I recently completed a project in the Curatorial department at the Museum of Applied Arts and Sciences under the supervision of curator Tilly Boleyn. Tilly specialises in the fields of science, health and medicine. During our conversations, I got to thinking about how much has changed in these fields in my lifetime. As a young woman who grew up in the early 2000s, I’ve noticed a significant shift in the way my friends and I manage, track and talk about our periods. I found myself inspired to explore what menstrual-related objects MAAS had in its collection already and consider what could be acquired to make the collection more comprehensive.
I realised that while the museum already had a homemade pad from the mid-20th century, some dated tampons and several (hilarious) educational booklets, there was an obvious lack of contemporary menstrual products. Hoping to bridge this gap, I set about acquiring objects for the collection that speak to the experience of having a period in the 21st century.
Despite being a phenomenon experienced by half the world’s population, menstruation is a historically taboo topic of conversation. In 2015, the media went wild when Kiran Gandhi ran the London marathon with menstrual blood leaking through her sweatpants. Gandhi chose not to use menstrual products during the race to highlight the stigma around menstruation and start a conversation, and she succeeded. Around the world, women are isolated and excluded from spheres such as education because of their periods. As a society, openly talking about menstruation plays a huge role in taking this topic off the taboo list – a big win in the fight for gender equality.
Looking for objects to acquire, I explored modern developments in menstrual products. A couple of things stood out to me: 1. People are less grossed out by their own menstrual blood than ever before (thanks in part to changing depictions in the media) and 2. Consumers are conscious of the impact disposable sanitary products are having on the environment.

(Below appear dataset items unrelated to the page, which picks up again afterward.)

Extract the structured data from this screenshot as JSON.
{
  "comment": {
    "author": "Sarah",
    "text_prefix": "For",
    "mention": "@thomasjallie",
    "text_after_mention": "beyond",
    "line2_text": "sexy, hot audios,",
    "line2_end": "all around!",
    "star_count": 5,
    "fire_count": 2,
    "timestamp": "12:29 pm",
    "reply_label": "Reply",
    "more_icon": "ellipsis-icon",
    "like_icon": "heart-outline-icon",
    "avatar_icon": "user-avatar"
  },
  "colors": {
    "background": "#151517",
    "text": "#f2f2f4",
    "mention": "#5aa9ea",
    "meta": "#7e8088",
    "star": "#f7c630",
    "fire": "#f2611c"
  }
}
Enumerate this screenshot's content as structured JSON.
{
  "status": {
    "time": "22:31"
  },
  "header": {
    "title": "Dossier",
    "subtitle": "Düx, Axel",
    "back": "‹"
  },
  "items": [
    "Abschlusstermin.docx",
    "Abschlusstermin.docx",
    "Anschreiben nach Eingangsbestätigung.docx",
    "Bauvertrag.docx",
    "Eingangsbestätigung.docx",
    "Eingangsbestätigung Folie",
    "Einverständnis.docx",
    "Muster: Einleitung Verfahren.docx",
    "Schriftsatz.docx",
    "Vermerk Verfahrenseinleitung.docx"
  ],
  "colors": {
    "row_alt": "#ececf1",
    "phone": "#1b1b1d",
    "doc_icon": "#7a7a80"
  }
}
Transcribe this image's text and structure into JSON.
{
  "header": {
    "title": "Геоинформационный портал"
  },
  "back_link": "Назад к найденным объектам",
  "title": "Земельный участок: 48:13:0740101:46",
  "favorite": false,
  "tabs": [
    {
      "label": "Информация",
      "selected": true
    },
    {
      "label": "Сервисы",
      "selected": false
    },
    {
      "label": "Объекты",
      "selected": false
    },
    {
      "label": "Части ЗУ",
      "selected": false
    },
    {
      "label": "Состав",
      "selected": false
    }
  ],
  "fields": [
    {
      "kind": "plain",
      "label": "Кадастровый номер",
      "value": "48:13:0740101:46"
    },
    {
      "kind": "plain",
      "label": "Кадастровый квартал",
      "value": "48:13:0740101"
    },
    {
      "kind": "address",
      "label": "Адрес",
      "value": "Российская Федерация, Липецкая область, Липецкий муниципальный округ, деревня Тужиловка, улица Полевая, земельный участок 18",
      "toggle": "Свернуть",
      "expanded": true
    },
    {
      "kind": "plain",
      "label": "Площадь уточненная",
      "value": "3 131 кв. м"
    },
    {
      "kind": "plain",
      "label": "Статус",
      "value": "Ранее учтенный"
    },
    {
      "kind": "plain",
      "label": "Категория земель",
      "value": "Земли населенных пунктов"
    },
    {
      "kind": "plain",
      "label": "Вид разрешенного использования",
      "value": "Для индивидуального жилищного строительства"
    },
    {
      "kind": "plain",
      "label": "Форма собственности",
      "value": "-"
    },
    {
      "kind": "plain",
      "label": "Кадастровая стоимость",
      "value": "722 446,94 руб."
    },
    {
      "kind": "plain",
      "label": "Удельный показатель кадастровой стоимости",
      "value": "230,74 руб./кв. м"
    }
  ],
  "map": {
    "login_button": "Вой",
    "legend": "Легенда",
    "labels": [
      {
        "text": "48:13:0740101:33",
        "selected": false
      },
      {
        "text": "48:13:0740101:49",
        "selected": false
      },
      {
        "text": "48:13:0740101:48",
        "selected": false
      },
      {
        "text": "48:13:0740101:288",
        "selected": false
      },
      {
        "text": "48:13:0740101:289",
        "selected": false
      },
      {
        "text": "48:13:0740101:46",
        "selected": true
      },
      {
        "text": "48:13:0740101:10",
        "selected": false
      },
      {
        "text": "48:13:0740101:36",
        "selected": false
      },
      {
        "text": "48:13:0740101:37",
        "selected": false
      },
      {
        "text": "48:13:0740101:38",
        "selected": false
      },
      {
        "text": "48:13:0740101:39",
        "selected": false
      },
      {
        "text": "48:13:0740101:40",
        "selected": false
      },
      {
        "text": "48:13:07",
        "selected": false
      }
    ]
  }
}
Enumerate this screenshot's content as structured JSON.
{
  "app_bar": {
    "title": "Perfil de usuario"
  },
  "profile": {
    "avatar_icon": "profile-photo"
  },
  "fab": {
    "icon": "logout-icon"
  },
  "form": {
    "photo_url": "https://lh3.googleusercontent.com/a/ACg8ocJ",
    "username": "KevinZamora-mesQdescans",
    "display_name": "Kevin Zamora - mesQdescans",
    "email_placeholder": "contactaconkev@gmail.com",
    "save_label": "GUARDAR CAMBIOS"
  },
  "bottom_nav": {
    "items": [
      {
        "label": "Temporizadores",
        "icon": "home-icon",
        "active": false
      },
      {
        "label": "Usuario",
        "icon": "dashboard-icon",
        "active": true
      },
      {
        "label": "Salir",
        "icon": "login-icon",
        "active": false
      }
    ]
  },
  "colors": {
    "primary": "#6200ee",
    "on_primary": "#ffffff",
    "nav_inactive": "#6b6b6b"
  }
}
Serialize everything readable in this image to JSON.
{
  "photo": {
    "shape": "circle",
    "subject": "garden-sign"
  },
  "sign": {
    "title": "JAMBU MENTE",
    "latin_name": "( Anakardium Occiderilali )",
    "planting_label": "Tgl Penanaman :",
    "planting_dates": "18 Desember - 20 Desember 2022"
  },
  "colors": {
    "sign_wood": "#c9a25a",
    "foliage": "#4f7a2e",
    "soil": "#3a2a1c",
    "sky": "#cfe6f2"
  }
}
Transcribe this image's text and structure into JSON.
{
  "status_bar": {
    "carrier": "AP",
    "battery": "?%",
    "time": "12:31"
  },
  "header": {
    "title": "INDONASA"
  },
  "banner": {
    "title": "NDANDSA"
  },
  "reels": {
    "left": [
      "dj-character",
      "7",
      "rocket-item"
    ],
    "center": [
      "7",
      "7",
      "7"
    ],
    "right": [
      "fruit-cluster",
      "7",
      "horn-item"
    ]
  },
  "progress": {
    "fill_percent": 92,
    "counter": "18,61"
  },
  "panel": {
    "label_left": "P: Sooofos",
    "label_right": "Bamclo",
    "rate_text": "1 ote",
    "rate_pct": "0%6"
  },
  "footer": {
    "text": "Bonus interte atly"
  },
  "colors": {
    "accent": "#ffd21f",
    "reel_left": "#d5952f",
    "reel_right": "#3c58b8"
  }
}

The average person who menstruates will throw out over 10,000 disposable sanitary items in their lifetime, and a depressing percentage of these will end up in the ocean. The rising popularity of reusable products, such as period underwear, washable sanitary pads and menstrual cups, indicates that consumers are willing to get a bit more intimate with their menstrual blood if it means reducing their impact on the environment.
Museums can play a major role in stimulating dialogue. They can act as a safe place to explore topics that we might usually avoid. By choosing to collect and exhibit certain things, museums send a message to their audience about the significance and legitimacy of these objects and ideas. By acquiring contemporary menstrual products, MAAS is contributing to a broader conversation about periods and helping to break down the stigmas surrounding it.
As a permanent part of the museum’s collection the objects I’ve acquired will be available for research and exhibition for centuries to come. It’s my hope that these acquisitions help to normalise discussions around menstruating and make our society a more understanding and inclusive one. Because there’s nothing shameful about menstruation. Period.